Monday, February 17, 2014

Kelahiran Nabi Muhammad SAW



KELAHIRAN  NABI  MUHAMMAD SAW
Pendahuluan .
Sebuah tangis bayi yang baru lahir terdengar dari sebuah rumah di kampung Bani Hasyim di
Makkah pada 12 Rabi’ul Awwal 571 M. Ibu bayi itu bernama Aminah.
“Bayimu laki-laki!” kata  Syifa’, ibunda sahabat Abdurrahman bin Auf yamg membantu kelahiran bayi.
Aminah tersenyum lega. Tetapi seketika ia teringat kepada mendiang suaminya, Abdullah bin Abdul Muthalib, yang telah meninggal enam bulan sebelumnya.. Ayahnya meninggal di Yatsrib ketika bayinya berusia tiga bulan dalam kandungan ibundanya.
Nabi Muhammad Shallallahu Alaihi Wassalam adalah anggota Bani Hasyim, sebuah kabilah yang paling mulia dalam suku Quraisy yang mendominasi masyarakat Arab. Ayahnya bernama Abdullah Muttalib, seorang kepala suku Quraisy yang besar pengaruhnya. Ibunya bernama Aminah binti Wahab dari Bani Zuhrah. Baik dari garis ayah maupun garis ibu, silsilah Nabi Muhammad Shallallahu Alaihi Wassalam sampai kepada Nabi Ibrahim Alaihissalam dan Nabi Ismail Alaihissalam.

Tahun kelahiran Nabi Muhammad Shallallahu Alaihi Wassalam dikenal dengan nama Tahun Gajah, karena pada tahun itu terjadi peristiwa besar, yaitu datangnya pasukan gajah menyerbu Mekah dengan tujuan menghancurkan Ka’bah. Pasukan itu dipimpin oleh Abrahah, gubernur Kerajaan Habsyi di Yaman. Abrahah ingin mengambil alih kota Mekah dan Ka’bahnya sebagai pusat perekonomian dan peribadatan bangsa Arab. Ini sejalan dengan keingin Kaisar Negus dari Ethiopia untuk menguasai seluruh tanah Arab, yang bersama-sama dengan Kaisar Byzantium menghadapi musuh dari timur, yaitu Persia (Irak).

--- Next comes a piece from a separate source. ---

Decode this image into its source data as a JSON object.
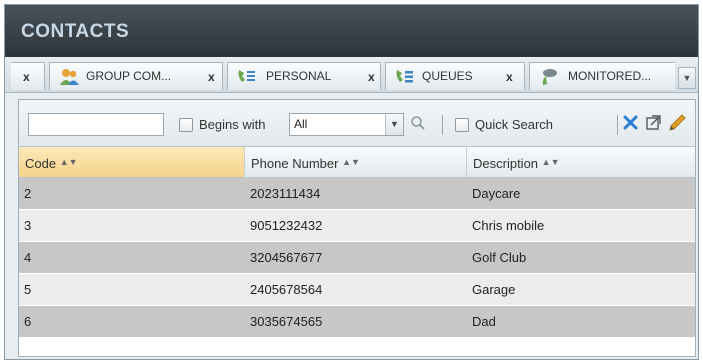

Dalam penyerangan Ka’bah itu, tentara Abrahah hancur karena terserang penyakit yang mematikan yang dibawa oleh burung Ababil yang melempari tentara gajah dengan kerikil panas. Abrahah sendiri lari kembali ke Yaman dan tak lama kemudian meninggal dunia.
Peristiwa ini dikisahkan dalam Al-Qur’an surat Al-Fîl: 1-5.
Beberapa bulan setelah penyerbuan tentara gajah, Aminah melahirkan seorang bayi
laki-laki. Ia lahir pada malam menjelang dini hari Senin, 12 Rabiul Awal Tahun Gajah,
 bertepatan dengan 20 April 570 M.
Memberi Nama kepada bayi
Hari ketujuh telah tiba. Seekor domba disembelih Abd al-Muttalib sebagai ungkapan rasa syukurnya kepada Allah. Sejumlah orang diundang untuk menghadirinya. Di hari perayaan yang besar itu, dihadiri oleh kebanyakan orang Quraisy, ia menamakan cucunya “Muhammad”(yang terpuji). Ketika ditanya mengapa ia menamakannya Muhammad padahal nama itu jarang dipakai orang Arab, ia menjawab, “Saya berharap ia terpuji di syurga maupun di bumi.”
Karena Kitab-kitab Suci telah meramalkan kedatangan Islam berikut nama serta tanda-tanda rohaniah dan jasmaniah yang khusus dari Nabi, maka tanda-tandanya haruslah demikian jelas sehingga tidak muncul suatu kekeliruan. Salah satu tanda itu adalah nama Nabi.
Penting bahwa nama itu harus dipakai oleh  sedikit orang sehingga tidak ada keraguan atas identitasnya. Dengan begitu, orang yang kemunculannya telah diramalkan oleh Taurat dan Injil ini dapat dikenali dengan mudah. Al-Quranul Karim menyebut dua nama Nabi. Dalam surah Ali Imran ayat (138), Muhammad ayat (2), al-Fath ayat (29), dan al-Ahzab ayat (4),  disebut Muhammad, sedang dalam surah ash-Shaf ayat (6),  disebut Ahmad. Perbedaan ini, sebagaimana dicatat sejarah, adalah karena ibunda Nabi sudah menamainya Ahmad sebelum kakeknya memberi nama Muhammmad.
Ya, bayi yang  oleh kakeknya diberi nama Muhammad (Yang Terpuji) itu lahir dalam keadaan yatim.
“Bukankah Dia mendapatimu sebagai seorang yatim, lalu Dia melindungimu?” — QS Adh-Dhuha (93): 6.
Kehidupan Aminah dan bayinya.
Aminah dan bayinya, hidup miskin. Suaminya hanya meninggalkan sebuah rumah dan seorang budak, Barakah Al-Habsyiyah (Ummu Aiman). Sementara sudah menjadi kebiasaan bangsawan Arab waktu itu, bayi yang dilahirkan disusukan kepada wanita lain. Khususnya kepada wanita dusun, supaya hidup di alam yang segar dan mempelajari bahasa Arab yang baku.Ada hadits yang mengatakan, kebakuan bahasa warga Arab yang dusun lebih terjaga.
Menunggu jasa wanita yang memberikan ASI, Aminah memberi ASI sendiri kepada  Muhammad kecil selama tiga hari. Lalu dilanjutkan oleh Tsuwaibah, budak Abu Lahab, paman Nabi Muhammad, yang langsung dimerdekakan karena menyampaikan kabar gembira atas kelahiran Nabi, sebagai ungkapan rasa senang Abu Lahab.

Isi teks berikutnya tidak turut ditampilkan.